In 2008, he published (under Barry Parkinson, his birth name) a book combining traditional 12-sign horoscopy with the concept of blood group–based personality types popularised in Japan in the 1970s by Masahiko Nomi, resulting in a system of 48 personality types.

As of 2008, he practises from Mayfair, London, UK and Shibuya-ku, Tokyo, Japan.
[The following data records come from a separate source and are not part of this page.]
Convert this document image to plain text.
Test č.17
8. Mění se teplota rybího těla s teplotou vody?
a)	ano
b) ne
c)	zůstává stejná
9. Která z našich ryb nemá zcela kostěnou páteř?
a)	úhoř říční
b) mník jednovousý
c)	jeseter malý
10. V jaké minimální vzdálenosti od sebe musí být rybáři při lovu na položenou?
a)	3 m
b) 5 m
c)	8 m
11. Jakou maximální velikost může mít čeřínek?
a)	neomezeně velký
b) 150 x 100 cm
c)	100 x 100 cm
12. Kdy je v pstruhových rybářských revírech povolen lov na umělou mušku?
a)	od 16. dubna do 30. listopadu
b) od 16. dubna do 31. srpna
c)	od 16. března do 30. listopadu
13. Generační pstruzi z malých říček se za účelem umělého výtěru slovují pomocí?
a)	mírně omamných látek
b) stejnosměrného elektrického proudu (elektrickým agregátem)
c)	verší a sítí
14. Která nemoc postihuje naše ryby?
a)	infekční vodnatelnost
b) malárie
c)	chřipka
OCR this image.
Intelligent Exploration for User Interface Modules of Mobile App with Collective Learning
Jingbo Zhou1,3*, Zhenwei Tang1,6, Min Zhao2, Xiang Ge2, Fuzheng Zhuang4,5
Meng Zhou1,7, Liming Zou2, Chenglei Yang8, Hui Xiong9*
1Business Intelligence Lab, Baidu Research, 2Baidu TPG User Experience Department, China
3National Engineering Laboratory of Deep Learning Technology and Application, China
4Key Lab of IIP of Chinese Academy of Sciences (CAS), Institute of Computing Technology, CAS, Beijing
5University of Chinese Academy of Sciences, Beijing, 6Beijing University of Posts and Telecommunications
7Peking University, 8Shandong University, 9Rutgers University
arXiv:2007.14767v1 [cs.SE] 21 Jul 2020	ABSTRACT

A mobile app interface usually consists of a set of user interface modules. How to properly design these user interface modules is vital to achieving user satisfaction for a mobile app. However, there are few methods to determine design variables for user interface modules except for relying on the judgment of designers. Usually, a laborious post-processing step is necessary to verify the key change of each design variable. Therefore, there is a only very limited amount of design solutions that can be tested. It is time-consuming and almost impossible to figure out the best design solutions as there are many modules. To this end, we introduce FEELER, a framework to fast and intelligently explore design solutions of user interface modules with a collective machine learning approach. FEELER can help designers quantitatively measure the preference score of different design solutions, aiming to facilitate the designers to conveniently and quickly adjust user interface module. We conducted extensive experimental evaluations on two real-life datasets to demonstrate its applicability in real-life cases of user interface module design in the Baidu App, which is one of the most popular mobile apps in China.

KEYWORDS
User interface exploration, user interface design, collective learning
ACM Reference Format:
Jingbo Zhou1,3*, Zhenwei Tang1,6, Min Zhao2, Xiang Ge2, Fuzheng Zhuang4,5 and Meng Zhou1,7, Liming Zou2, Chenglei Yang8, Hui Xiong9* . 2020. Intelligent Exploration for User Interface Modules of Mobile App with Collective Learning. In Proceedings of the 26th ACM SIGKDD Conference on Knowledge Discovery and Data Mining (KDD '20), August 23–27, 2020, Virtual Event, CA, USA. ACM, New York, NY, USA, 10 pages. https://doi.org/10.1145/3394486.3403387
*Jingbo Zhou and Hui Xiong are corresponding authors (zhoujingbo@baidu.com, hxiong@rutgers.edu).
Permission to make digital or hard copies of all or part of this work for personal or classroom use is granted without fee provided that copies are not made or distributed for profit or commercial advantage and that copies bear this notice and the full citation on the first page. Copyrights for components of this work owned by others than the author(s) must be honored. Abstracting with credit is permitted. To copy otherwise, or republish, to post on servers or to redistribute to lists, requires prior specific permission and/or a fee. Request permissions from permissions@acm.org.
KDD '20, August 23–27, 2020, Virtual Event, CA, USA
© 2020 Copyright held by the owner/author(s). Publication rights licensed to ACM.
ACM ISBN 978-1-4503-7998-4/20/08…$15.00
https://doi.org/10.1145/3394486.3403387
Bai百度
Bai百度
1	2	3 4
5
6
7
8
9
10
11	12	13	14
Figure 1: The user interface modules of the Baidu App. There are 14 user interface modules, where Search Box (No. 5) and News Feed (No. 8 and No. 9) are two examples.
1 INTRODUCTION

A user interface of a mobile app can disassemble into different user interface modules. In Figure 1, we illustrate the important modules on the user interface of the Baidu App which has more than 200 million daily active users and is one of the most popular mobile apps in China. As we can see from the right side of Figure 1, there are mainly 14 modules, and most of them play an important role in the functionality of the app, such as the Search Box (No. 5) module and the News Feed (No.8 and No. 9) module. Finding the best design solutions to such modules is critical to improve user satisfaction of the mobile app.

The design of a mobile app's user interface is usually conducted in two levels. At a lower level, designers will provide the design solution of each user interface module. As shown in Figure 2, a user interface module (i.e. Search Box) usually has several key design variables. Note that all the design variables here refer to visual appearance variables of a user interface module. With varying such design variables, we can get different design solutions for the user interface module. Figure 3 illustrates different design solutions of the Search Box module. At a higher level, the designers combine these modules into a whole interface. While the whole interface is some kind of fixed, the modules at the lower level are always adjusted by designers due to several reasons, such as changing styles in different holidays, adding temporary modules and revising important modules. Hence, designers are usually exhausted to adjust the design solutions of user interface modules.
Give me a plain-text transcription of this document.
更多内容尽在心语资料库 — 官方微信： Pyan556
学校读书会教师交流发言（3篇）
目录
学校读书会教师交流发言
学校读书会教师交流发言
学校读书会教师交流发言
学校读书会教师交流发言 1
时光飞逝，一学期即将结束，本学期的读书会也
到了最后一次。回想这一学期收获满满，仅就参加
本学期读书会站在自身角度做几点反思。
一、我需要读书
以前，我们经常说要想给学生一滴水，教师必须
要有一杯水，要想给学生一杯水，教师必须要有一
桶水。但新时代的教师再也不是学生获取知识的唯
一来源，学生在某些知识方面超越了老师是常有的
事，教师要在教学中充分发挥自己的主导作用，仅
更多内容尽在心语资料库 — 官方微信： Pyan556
| Sign |  |  | Traditional (tropical) dates | Dates based on the IAU constellations (as of 2011) |
|---|---|---|---|---|
|  | Aries | The Ram | 21 March to 20 April | 18 April to 13 May |
|  | Taurus | The Bull | 21 April to 20 May | 13 May to 21 June |
|  | Gemini | The Twins | 21 May to 21 June | 21 June to 20 July |
|  | Cancer | The Crab | 22 June to 22 July | 20 July to 10 August |
|  | Leo | The Lion | 23 July to 22 August | 10 August to 16 September |
|  | Virgo | The Virgin | 23 August to 22 September | 16 September to 30 October |
|  | Libra | The Scales | 23 September to 22 October | 30 October to 23 November |
|  | Scorpio | The Scorpion | 23 October to 22 November | 23 to 29 November |
|  | Ophiuchus | The Serpent Bearer |  | 29 November to 18 December |
|  | Sagittarius | The Archer / Centaur | 23 November to 21 December | 18 December to 20 January |
|  | Capricorn | The Sea-goat | 22 December to 20 January | 20 January to 16 February |
|  | Aquarius | The Water Bearer | 21 January to 18 February | 16 February to 11 March |
|  | Pisces | The Fish | 19 February to 20 March | 11 March to 17 April |

==Selected publications==

===United Kingdom===
- The 13 Signs of the Zodiac, HarperCollins (1995) ISBN 0-7225-3254-7
- Your Brilliant Guide to the 1999 Total Solar Eclipse, Sigma Press (1999) ISBN 1-85058-676-4
- Your Universe and You: Your Brilliant Guide to the Night Sky, Sigma Press (2000) ISBN 1-85058-731-0
- Under Starry Skies: Tracing Our Cosmic Heritage, uvshift (2001) ISBN 0-9540211-0-X

===Japan===
- 13星座の星占い (The 13 Signs of the Zodiac), Shodensha Co. Ltd (1996) ISBN 4-396-10374-3
- 13星座で本当の自分がわかる (13 Zodiac: Personality), Fusosha 扶桑社文庫 (1996) ISBN 4-594-02029-1
- 13星座・恋愛占い (13 Zodiac: Love), Fusosha (1996) ISBN 4-594-02092-5
- 天空の企て (Voice of the Heavens), Fusosha (1997) ISBN 4-594-02276-6
- 円卓の騎士占い (Knights of the Round Table: Fortune), Fusosha (2003) ISBN 4-594-04118-3
- キング・アーサーと円卓の騎士占い (King Arthur and the Knights of the Round Table: Fortune), Fusosha (2004), ISBN 978-4-594-04654-5.
- (as Barry Parkinson バリー・パーキンソン) 「血液型×星座占い」 48ランキングで本当の自分が分かる! Blood Type × Horoscopes: 48 True Rankings, Understand Yourself!, Fusosha (2008) ISBN 978-4-594-05806-7.